At each stop, Giuliani presented himself as a goal-oriented, results-oriented option to the Republican and Democratic fields. At a town-hall meeting in a wood-paneled VFW lodge here, Giuliani didn't talk about his handling of New York in the aftermath the Sept. 11, 2001 terrorist attack on the World Trade Center — the cornerstone of his campaign.

Instead, he trumpeted his fiscal accomplishments and presented his vision for handling illegal immigration.

"They said it was impossible to take on the Mafia. I did and had great success when I was U.S. attorney," Giuliani said. "They said it was really impossible to reduce crime in New York City. We reduced by about 60 percent and it's still going down. ... They said it was impossible to do anything about welfare and we reduced it by about 640,000 people."

Giuliani told the audience he advocates construction of a high-tech border fence to prevent illegal immigration while increasing the flow of legal immigration.

On the stump, he avoided directly criticizing former Massachusetts Gov. Mitt Romney, Arizona Sen. John McCain, former Tennessee Sen. Fred Thompson, Arkansas Gov. Mike Huckabee and the rest of the GOP presidential pack — leaving that to campaign surrogates aboard the press bus.

Instead, he blasted the leading Democratic candidates — New York Sen. Hillary Clinton, Illinois Sen. Barack Obama and former North Carolina Sen. John Edwards — for their lack of government executive experience.

"They've never run a city ... they've never run a government, they've never run a business," he said. "They've never had the safety and security of millions and millions of people in their hands."

Giuliani's two-day bus swing is his 21st trip to New Hampshire since January. He leads in most national polls but trails Romney in most surveys in the Granite State. A CNN/WMUR television poll by the University of New Hampshire last week showed Giuliani has slipped into a statistical tie for second with McCain.

"Giuliani has not campaigned in New Hampshire with the intensity of either Romney or McCain," Andrew Smith, director of the University of New Hampshire Survey Center, said in a written statement. "To win in New Hampshire, you have to engage in grass roots campaigning. Both Romney and McCain made strategic decisions to concentrate on early states and spend a lot of time in New Hampshire. Giuliani decided to run a much more national campaign."

But Saturday was all about New Hampshire for Giuliani. With local elected officials who've endorsed him in tow, the former New York mayor participated in a question-and-answer session at the VFW hall, met residents at a Winnisquam plant nursery, enjoyed a meet-and-greet lunch in Concord, received support from Manchester Republican Mayor Frank Guinta and participated in the Nashua Winter Holiday Stroll.

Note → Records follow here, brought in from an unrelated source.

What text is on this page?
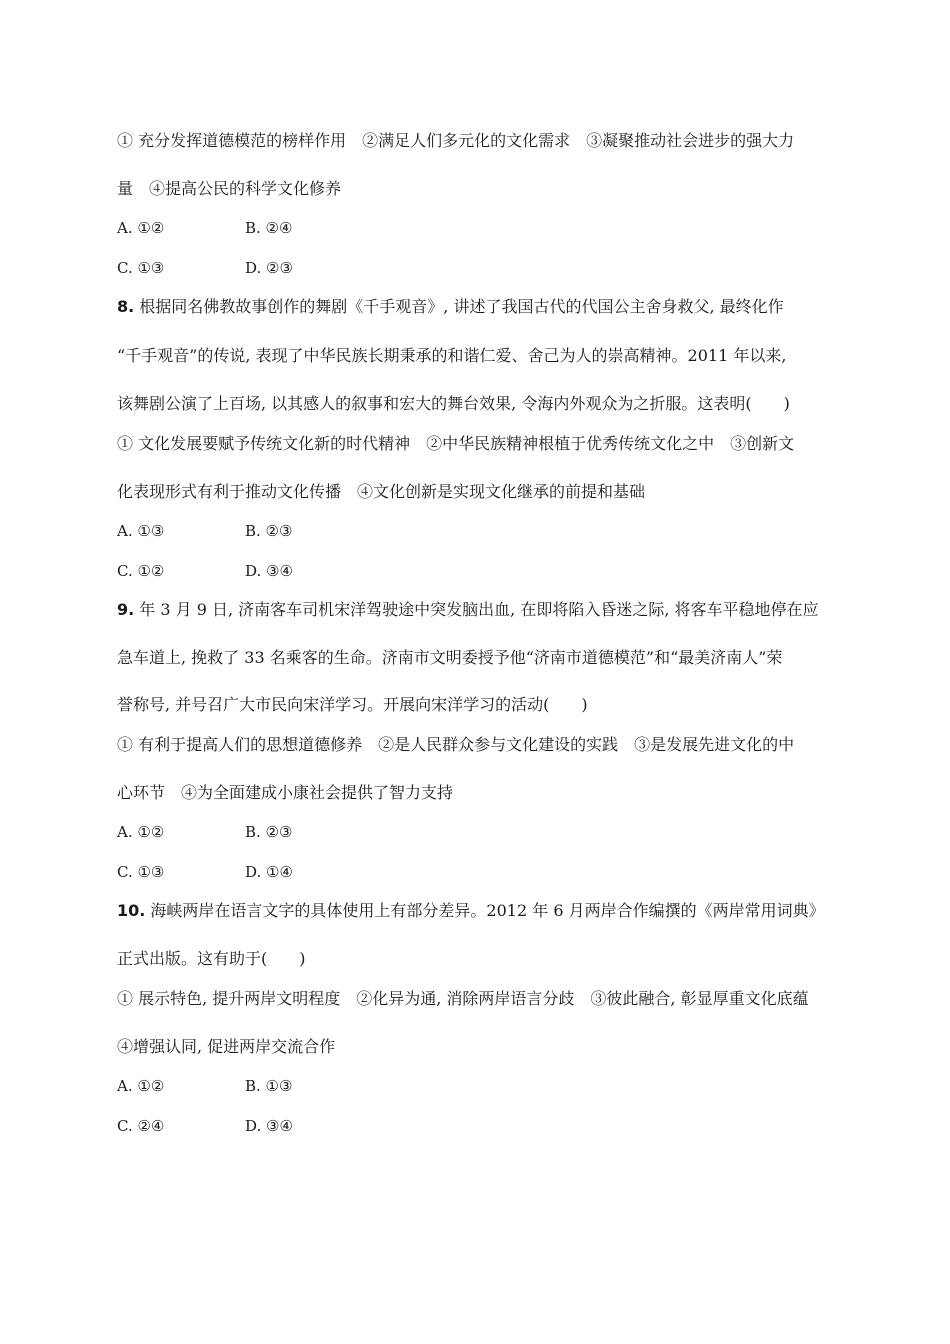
① 充分发挥道德模范的榜样作用　②满足人们多元化的文化需求　③凝聚推动社会进步的强大力
量　④提高公民的科学文化修养
A. ①②	B. ②④
C. ①③	D. ②③
8. 根据同名佛教故事创作的舞剧《千手观音》, 讲述了我国古代的代国公主舍身救父, 最终化作
“千手观音”的传说, 表现了中华民族长期秉承的和谐仁爱、舍己为人的崇高精神。2011 年以来,
该舞剧公演了上百场, 以其感人的叙事和宏大的舞台效果, 令海内外观众为之折服。这表明(　　)
① 文化发展要赋予传统文化新的时代精神　②中华民族精神根植于优秀传统文化之中　③创新文
化表现形式有利于推动文化传播　④文化创新是实现文化继承的前提和基础
A. ①③	B. ②③
C. ①②	D. ③④
9. 年 3 月 9 日, 济南客车司机宋洋驾驶途中突发脑出血, 在即将陷入昏迷之际, 将客车平稳地停在应
急车道上, 挽救了 33 名乘客的生命。济南市文明委授予他“济南市道德模范”和“最美济南人”荣
誉称号, 并号召广大市民向宋洋学习。开展向宋洋学习的活动(　　)
① 有利于提高人们的思想道德修养　②是人民群众参与文化建设的实践　③是发展先进文化的中
心环节　④为全面建成小康社会提供了智力支持
A. ①②	B. ②③
C. ①③	D. ①④
10. 海峡两岸在语言文字的具体使用上有部分差异。2012 年 6 月两岸合作编撰的《两岸常用词典》
正式出版。这有助于(　　)
① 展示特色, 提升两岸文明程度　②化异为通, 消除两岸语言分歧　③彼此融合, 彰显厚重文化底蕴
④增强认同, 促进两岸交流合作
A. ①②	B. ①③
C. ②④	D. ③④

Though Romney leads in New Hampshire, he is not a lock to win the Jan. 8 primary. The UNH poll found that 57 percent of the state's residents still haven't decided whom they're voting for.

Mike Browher, 49, a Republican voter from Meredith, stopped by the Laconia VFW hall to listen to what Giuliani had to offer.

"I know I really don't like Romney, I like Huckabee but he really doesn't stand a chance," Browher said. "We get a lot of Ron Paul things in the mail. I'm looking for somebody to beat the Democrats, which will be tough. He (Giuliani) is probably the only one who can beat Hillary or Obama."

Michael Little, a 40-year-old Laconia resident, said he's still undecided. He attended the VFW event to hear what Giuliani had to say about illegal immigration and terrorism.

"How he would reel in immigration and what to do in Iraq are important to me," he said. "I want to bring the troops back here, but I don't think it can be done like turning a light switch."